We are very fortunate in Las Vegas to have a wide array of fine dining restaurants to choose from, whenever we want to go out for a special occasion meal. It seems that every great chef from Guy Savoy to Charlie Trotter has opened up at least one establishment here. They are usually located on the strip, and they are always an investment.
The challenge with the Las Vegas food scene is that, despite all of the wonderful steakhouses, gourmet rooms, and tasting menus, there are very few great quality casual dining options. This is a town in love with (and overflowing with) franchises and chains. Have a craving for a Bloomin' Onion at the Outback? It's just down the road. Looking for a Quizno's, Subway, or Cold Stone? Pick a direction, and you'll reach one eventually. What we really need here are more of those great hole-in-the-wall, locally owned and operated, mom-and-pop places; the kind that you can go to over and over again because you know that you will be served great food, and the staff will greet you by name.
So far, we have only found a handful of these hidden gems. One of them, Table 34, we dine at so often that we are probably nearing stalker status. Let's put it this way: We were asked by our usual server, Rich, if we wanted to be part of the waitstaff's NCAA pool for this year's Final Four Tournament. The food is always great, and the atmosphere is relaxed, and that combination is perfect after a long work week. Another favorite find is Crazy Pita, a small Mediterranean restaurant, which serves some of the most flavorful chicken kabobs and couscous that I have ever tasted. I have not once been at Crazy Pita when the owner, Mehdi, was not there too. He runs a tight ship, which is reflected in the quality of his craveable cuisine and operational efficiency. My only complaint is that we need to travel about 15 minutes to get there.
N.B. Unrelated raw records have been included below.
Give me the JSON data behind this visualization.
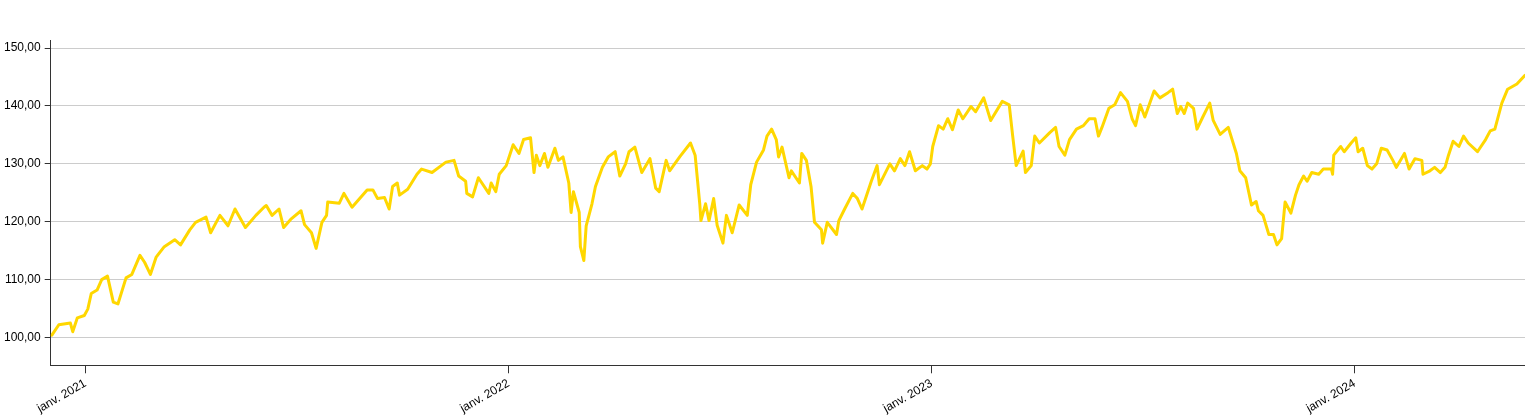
{
  "chart_data": {
    "type": "line",
    "x": [
      "2020-12-03",
      "2020-12-09",
      "2020-12-19",
      "2020-12-21",
      "2020-12-25",
      "2020-12-31",
      "2021-01-03",
      "2021-01-06",
      "2021-01-11",
      "2021-01-15",
      "2021-01-20",
      "2021-01-25",
      "2021-01-29",
      "2021-02-05",
      "2021-02-10",
      "2021-02-17",
      "2021-02-21",
      "2021-02-26",
      "2021-03-03",
      "2021-03-10",
      "2021-03-19",
      "2021-03-24",
      "2021-04-01",
      "2021-04-06",
      "2021-04-15",
      "2021-04-19",
      "2021-04-27",
      "2021-05-04",
      "2021-05-10",
      "2021-05-19",
      "2021-05-28",
      "2021-06-04",
      "2021-06-06",
      "2021-06-11",
      "2021-06-17",
      "2021-06-21",
      "2021-06-27",
      "2021-07-06",
      "2021-07-09",
      "2021-07-15",
      "2021-07-19",
      "2021-07-24",
      "2021-07-28",
      "2021-07-29",
      "2021-08-08",
      "2021-08-12",
      "2021-08-19",
      "2021-09-01",
      "2021-09-06",
      "2021-09-10",
      "2021-09-16",
      "2021-09-20",
      "2021-09-23",
      "2021-09-27",
      "2021-09-29",
      "2021-10-06",
      "2021-10-14",
      "2021-10-18",
      "2021-10-27",
      "2021-11-08",
      "2021-11-15",
      "2021-11-19",
      "2021-11-25",
      "2021-11-26",
      "2021-12-01",
      "2021-12-06",
      "2021-12-15",
      "2021-12-17",
      "2021-12-21",
      "2021-12-24",
      "2021-12-30",
      "2022-01-05",
      "2022-01-10",
      "2022-01-14",
      "2022-01-20",
      "2022-01-23",
      "2022-01-25",
      "2022-01-28",
      "2022-02-01",
      "2022-02-04",
      "2022-02-10",
      "2022-02-13",
      "2022-02-17",
      "2022-02-22",
      "2022-02-24",
      "2022-02-26",
      "2022-03-03",
      "2022-03-04",
      "2022-03-07",
      "2022-03-09",
      "2022-03-14",
      "2022-03-17",
      "2022-03-23",
      "2022-03-28",
      "2022-04-03",
      "2022-04-07",
      "2022-04-12",
      "2022-04-15",
      "2022-04-20",
      "2022-04-26",
      "2022-05-03",
      "2022-05-08",
      "2022-05-11",
      "2022-05-17",
      "2022-05-20",
      "2022-05-29",
      "2022-06-07",
      "2022-06-11",
      "2022-06-15",
      "2022-06-16",
      "2022-06-20",
      "2022-06-23",
      "2022-06-27",
      "2022-06-30",
      "2022-07-05",
      "2022-07-08",
      "2022-07-13",
      "2022-07-19",
      "2022-07-26",
      "2022-07-29",
      "2022-08-03",
      "2022-08-09",
      "2022-08-12",
      "2022-08-16",
      "2022-08-20",
      "2022-08-22",
      "2022-08-25",
      "2022-08-31",
      "2022-09-02",
      "2022-09-09",
      "2022-09-11",
      "2022-09-15",
      "2022-09-19",
      "2022-09-22",
      "2022-09-28",
      "2022-09-29",
      "2022-10-03",
      "2022-10-11",
      "2022-10-13",
      "2022-10-18",
      "2022-10-25",
      "2022-10-29",
      "2022-11-02",
      "2022-11-10",
      "2022-11-15",
      "2022-11-17",
      "2022-11-26",
      "2022-11-30",
      "2022-12-05",
      "2022-12-09",
      "2022-12-13",
      "2022-12-18",
      "2022-12-24",
      "2022-12-28",
      "2022-12-31",
      "2023-01-02",
      "2023-01-07",
      "2023-01-11",
      "2023-01-15",
      "2023-01-19",
      "2023-01-24",
      "2023-01-28",
      "2023-02-04",
      "2023-02-08",
      "2023-02-15",
      "2023-02-21",
      "2023-03-03",
      "2023-03-09",
      "2023-03-12",
      "2023-03-15",
      "2023-03-21",
      "2023-03-23",
      "2023-03-28",
      "2023-03-31",
      "2023-04-04",
      "2023-04-13",
      "2023-04-18",
      "2023-04-21",
      "2023-04-26",
      "2023-04-30",
      "2023-05-06",
      "2023-05-12",
      "2023-05-17",
      "2023-05-22",
      "2023-05-25",
      "2023-05-28",
      "2023-06-03",
      "2023-06-08",
      "2023-06-13",
      "2023-06-19",
      "2023-06-23",
      "2023-06-26",
      "2023-06-30",
      "2023-07-04",
      "2023-07-12",
      "2023-07-17",
      "2023-07-24",
      "2023-07-28",
      "2023-08-01",
      "2023-08-04",
      "2023-08-07",
      "2023-08-10",
      "2023-08-15",
      "2023-08-18",
      "2023-08-23",
      "2023-08-29",
      "2023-09-01",
      "2023-09-07",
      "2023-09-14",
      "2023-09-21",
      "2023-09-24",
      "2023-09-29",
      "2023-10-04",
      "2023-10-08",
      "2023-10-10",
      "2023-10-14",
      "2023-10-19",
      "2023-10-23",
      "2023-10-26",
      "2023-10-30",
      "2023-11-02",
      "2023-11-07",
      "2023-11-11",
      "2023-11-14",
      "2023-11-18",
      "2023-11-21",
      "2023-11-25",
      "2023-12-01",
      "2023-12-05",
      "2023-12-12",
      "2023-12-13",
      "2023-12-14",
      "2023-12-20",
      "2023-12-23",
      "2023-12-29",
      "2024-01-02",
      "2024-01-04",
      "2024-01-08",
      "2024-01-12",
      "2024-01-16",
      "2024-01-20",
      "2024-01-24",
      "2024-01-29",
      "2024-02-03",
      "2024-02-06",
      "2024-02-13",
      "2024-02-17",
      "2024-02-22",
      "2024-02-28",
      "2024-02-29",
      "2024-03-06",
      "2024-03-10",
      "2024-03-15",
      "2024-03-19",
      "2024-03-22",
      "2024-03-26",
      "2024-03-31",
      "2024-04-04",
      "2024-04-08",
      "2024-04-16",
      "2024-04-18",
      "2024-04-23",
      "2024-04-27",
      "2024-05-01",
      "2024-05-07",
      "2024-05-12",
      "2024-05-20",
      "2024-05-27"
    ],
    "series": [
      {
        "color": "#ffd700",
        "values": [
          100.4,
          102.2,
          102.5,
          101.0,
          103.4,
          103.8,
          104.9,
          107.6,
          108.2,
          110.0,
          110.6,
          106.1,
          105.8,
          110.3,
          110.9,
          114.2,
          113.0,
          110.9,
          113.9,
          115.7,
          116.9,
          116.0,
          118.6,
          119.9,
          120.8,
          118.1,
          121.1,
          119.3,
          122.2,
          119.0,
          121.1,
          122.5,
          122.8,
          121.1,
          122.2,
          119.0,
          120.4,
          121.9,
          119.5,
          118.1,
          115.4,
          119.9,
          121.1,
          123.4,
          123.2,
          124.9,
          122.5,
          125.5,
          125.5,
          124.0,
          124.2,
          122.2,
          126.1,
          126.7,
          124.6,
          125.6,
          128.2,
          129.1,
          128.5,
          130.3,
          130.6,
          127.9,
          127.0,
          124.9,
          124.3,
          127.6,
          124.9,
          126.7,
          125.2,
          128.2,
          129.7,
          133.3,
          131.8,
          134.2,
          134.5,
          128.5,
          131.5,
          129.7,
          131.8,
          129.4,
          132.7,
          130.6,
          131.2,
          126.7,
          121.6,
          125.2,
          121.6,
          115.7,
          113.3,
          119.3,
          123.1,
          126.1,
          129.4,
          131.2,
          132.1,
          127.9,
          130.0,
          132.1,
          132.9,
          128.5,
          130.9,
          125.8,
          125.2,
          130.6,
          128.8,
          131.3,
          133.6,
          131.5,
          123.1,
          120.2,
          123.1,
          120.2,
          124.0,
          119.4,
          116.3,
          121.1,
          118.1,
          122.9,
          121.1,
          126.4,
          130.3,
          132.4,
          134.8,
          136.0,
          134.2,
          131.2,
          132.9,
          127.6,
          128.8,
          126.7,
          131.8,
          130.6,
          126.1,
          119.9,
          118.6,
          116.3,
          119.9,
          117.8,
          120.2,
          122.2,
          124.9,
          124.0,
          122.2,
          127.0,
          129.7,
          126.4,
          130.0,
          128.8,
          130.9,
          129.7,
          132.1,
          128.8,
          129.7,
          129.1,
          130.0,
          133.0,
          136.6,
          136.0,
          137.8,
          135.9,
          139.3,
          137.8,
          139.9,
          139.0,
          141.4,
          137.5,
          140.8,
          140.2,
          134.8,
          129.7,
          132.2,
          128.5,
          129.7,
          134.8,
          133.6,
          135.4,
          136.3,
          133.0,
          131.5,
          134.2,
          136.0,
          136.6,
          137.8,
          137.8,
          134.8,
          136.3,
          139.6,
          140.2,
          142.3,
          140.8,
          137.8,
          136.6,
          140.2,
          138.1,
          142.6,
          141.4,
          142.3,
          142.9,
          138.7,
          139.9,
          138.7,
          140.5,
          139.6,
          136.0,
          138.1,
          140.5,
          137.5,
          135.1,
          136.3,
          131.8,
          128.8,
          127.6,
          122.9,
          123.5,
          121.9,
          121.1,
          117.8,
          117.8,
          116.0,
          117.1,
          123.4,
          121.5,
          124.6,
          126.4,
          127.9,
          127.0,
          128.5,
          128.2,
          129.1,
          129.1,
          128.2,
          131.5,
          133.0,
          132.1,
          133.6,
          134.5,
          132.1,
          132.7,
          129.7,
          129.1,
          130.0,
          132.7,
          132.4,
          130.6,
          129.4,
          131.8,
          129.1,
          130.9,
          130.6,
          128.2,
          128.8,
          129.4,
          128.5,
          129.4,
          131.5,
          133.9,
          133.0,
          134.8,
          133.6,
          132.1,
          132.7,
          134.2,
          135.7,
          136.0,
          140.5,
          142.9,
          143.8,
          145.3
        ]
      }
    ],
    "xlim": [
      "2020-12-02",
      "2024-05-27"
    ],
    "xticks": [
      {
        "value": "2021-01-01",
        "label": "janv. 2021"
      },
      {
        "value": "2022-01-01",
        "label": "janv. 2022"
      },
      {
        "value": "2023-01-01",
        "label": "janv. 2023"
      },
      {
        "value": "2024-01-01",
        "label": "janv. 2024"
      }
    ],
    "ylim": [
      95.2,
      151.4
    ],
    "yticks": [
      {
        "value": 100,
        "label": "100,00"
      },
      {
        "value": 110,
        "label": "110,00"
      },
      {
        "value": 120,
        "label": "120,00"
      },
      {
        "value": 130,
        "label": "130,00"
      },
      {
        "value": 140,
        "label": "140,00"
      },
      {
        "value": 150,
        "label": "150,00"
      }
    ],
    "grid": "y",
    "legend": false,
    "marker": "none",
    "line_style": "solid"
  }
}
No matter how much I am craving a Crazy Pita Marinated Chicken Skewer Platter with a side of hummus, sometimes I just don't want to make the trip. So, I decided to attempt to come up with my own similar marinade. While this is definitely not the same caliber as Mehdi's masterpiece, it does have some similarities, and it is enough to keep me satisfied until my next Crazy Pita run. Here are a few tips for making this healthy, flavorful, and moist main dish:
- If you can, marinate the chicken overnight, or for at least eight hours. The extended marinating time is important for tenderizing the chicken and for keeping it juicy throughout the grilling process.
- Garam masala is a traditional Indian spice mixture with many variations. It usually contains cinnamon, cardamom, garlic, ginger, chili, and cloves. If you don't have any on hand, then add about ¼ teaspoon of the included spices in order to achieve a similar flavor profile. Garam masala has become popular enough that most major spice companies now offer it, and you should be able to find some in your local grocery store.
- This chicken is great on its own, served over a bed of baby spinach or with a side of couscous, but it also makes a wonderful grilled chicken sandwich, topped with some caramelized onions, mixed greens, and the seasoned yogurt sauce.
- This recipe would also work well with chicken thighs, shrimp, beef, lamb, and firm cuts of fish. You can also make it into kabobs.
4 teaspoons sweet paprika
2 teaspoons ground cumin, divided
2 teaspoons ground coriander, divided
2 teaspoons garam masala
1 teaspoon ground turmeric
1 teaspoon cayenne
2 cups chopped red onion
½ cup chopped peeled fresh ginger
2 teaspoons chopped seeded jalapeno
8 cloves garlic, crushed
2 ½ cups plain lowfat yogurt, divided
¼ cup lemon juice, divided
2 teaspoons salt, divided
4 boneless, skinless chicken breasts
Heat the oil in a small skillet over medium high heat. Add the paprika, 1 ½ teaspoons cumin, 1 ½ teaspoons coriander, garam masala, turmeric, and cayenne to the pan; cook for 2 minutes or until fragrant, stirring constantly. Remove from the pan and cool.
Place the onion, ginger, jalapeno, and garlic in the bowl of a food processor and process until smooth. Add the spice mixture, ½ cup of the yogurt, 2 tablespoons lemon juice, and 1 ½ teaspoons salt to the onion mixture; process until smooth. Transfer the mixture to a large zip-top bag, add the chicken to the bag, seal, and toss to coat. Marinate in the refrigerator for at least 8 hours or overnight, turning occasionally.
Preheat the grill.
Combine the remaining 2 cups yogurt, 2 tablespoons juice, ½ teaspoon cumin, ½ teaspoon coriander, and ½ teaspoon salt in a bowl and mix well. Cover and chill.
Remove the chicken from the bag and discard the marinade. Grill the chicken about 7 minutes on each side, or until cooked through. Serve with the yogurt mixture.
Jill - GlossyVeneer
Darn! Both of those restaurants are on the other side of town from me!
It is rather strange though, when you read the polls for the "Best of", the locals often pick chain restaurants as the best in many categories. Kind of sad.